The properties of quantum materials are well-known to depend on both the idealized unit cell structure and structural distortions and disorder over different length scales. Modern synchrotron x-ray techniques combine high-energy x-rays, advanced area detectors, and high-performance computational pipelines to accurately map diffuse scattering over large regions of reciprocal space. This scattering encodes information about the deviations of the real structure from the idealized crystal lattice with very high precision. In this talk I will outline the application of this high precision x-ray diffuse scattering to two canonical quantum materials.

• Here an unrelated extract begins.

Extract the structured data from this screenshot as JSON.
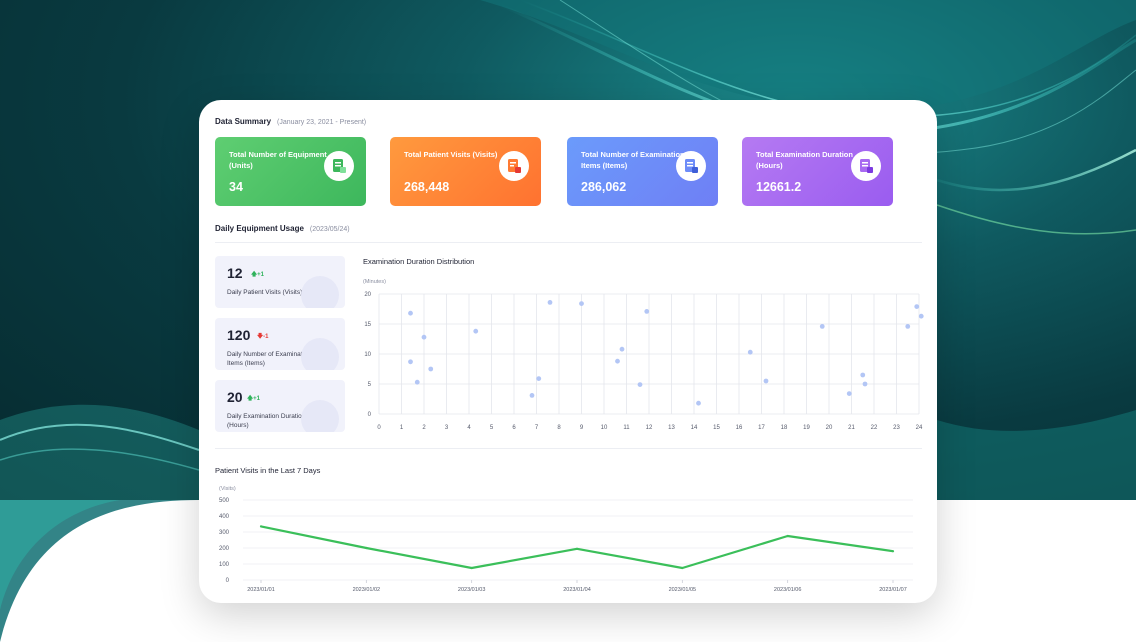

In the layered Kitaev magnet alpha-RuCl₃, stacking faults give rise to characteristic rods of diffuse scattering perpendicular to the plane of the 2D layers. We present advanced single crystal three dimensional difference pair distribution function (3D-deltaPDF) analysis, allowing us construct a quantitative model of the stacking faults in the material. Including this disorder within realistic theoretical models of RuCl₃ is likely to be key to understanding the observed variation in the electronic properties of different RuCl₃ crystals.

We also present an analysis of the structural response to the famous charge density wave (CDW) phase in La_1.875Ba_0.125CuO₄, based on our data set covering several thousand CDW peak positions. Our model shows that the CDW leads to longitudinal modulation of the atomic positions within the copper planes, as well as inducing a ‘breathing’ type modulation of the surrounding La/Ba layers. Despite the similarity of the data collection in these two projects, the analysis technique and the underlying physics are very different, highlighting the wealth of information that may be found in diffuse x-ray scattering.